There are so many amazing lessons that have been developed among the students, classroom teachers, and myself over the last 4 years of writing the Moving to Math program. I have huge respect and gratitude for several people. It’s time to stop and thank them.

Jane Reifsnyder at Portage Collaborative Montessori School is a source of constant inspiration. She is a dancer at heart and comes up with amazing ideas. She also does a great deal of grant-writing to help my crazy ideas manifest. We are currently working on PUNCTUATING CULTURE THROUGH SONG AND DANCE. Thank you!

Valarie McPhillen from The Arts Academy at Summit is another person whose personal commitment to students has aided my development.

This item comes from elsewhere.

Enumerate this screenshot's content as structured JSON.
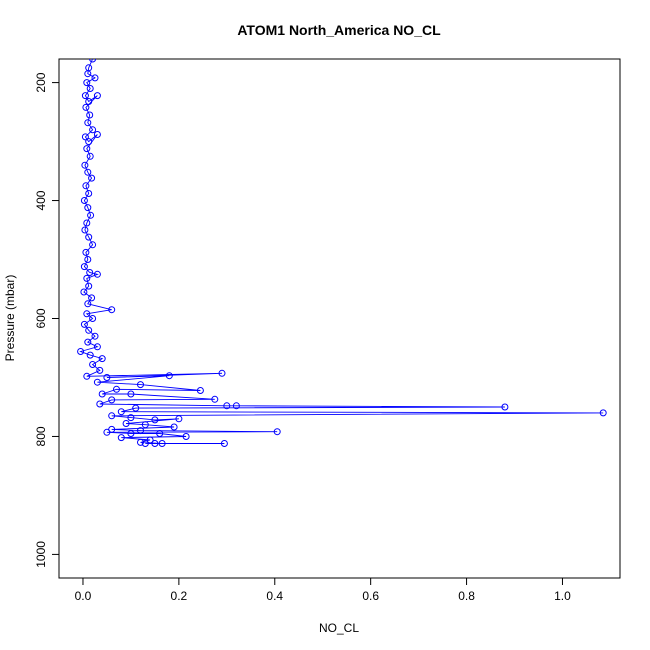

It has been comedic to watch her mathematical wizardry come my way. Yes, it’s 4th, 5th, and 6th grade math…but mathematics is an eternal and endless concept. Our planning meetings have been packed full of details and bright ideas. Thank you!

Jennie Albrecht also from The Arts Academy at Summit is a go getter with her students. She taught me that it’s, in fact, very good that I’m tenacious about building a good problem for the students to solve. They can figure out the volume of a big human formation. Thank you!

The last person on the list is the person who planted the seed of what is possible. Ms. Cummings was a music teacher who tried to open the minds of a rural classroom of 4th graders. She offered CREATIVE MOVEMENT once. ONCE. It was her first year of teaching and it really….didn’t…go so well. All the boys were hyper and running around the room like crazy farm boys. Go figure. I was captivated. I stood in the middle of the room…not moving…and watched everyone move around me. Then, I went home and did all the moves I memorized Ms. Cummings performing. Then, I came back to school the next day and began the process of translating every single lesson into a movement. How oddly abstract for a 4th grader!!! It was my thing though.

I did recently look up Ms. Cummings. I thanked her for her creativity.  I shared that she wouldn’t remember me. I was a wall-flower – but I appreciated her passion.

This is a guiding value of mine as an instructor.  I truly give every class all my energy.  I believe that we make more energy when we spend what we have.  YOU NEVER KNOW what your students will take home.  SO GIVE THEM ALL YOU’VE GOT!

Thanks to ARTSinSTARK for making MUCH of this possible.  Congratulations on your Community Impact Award!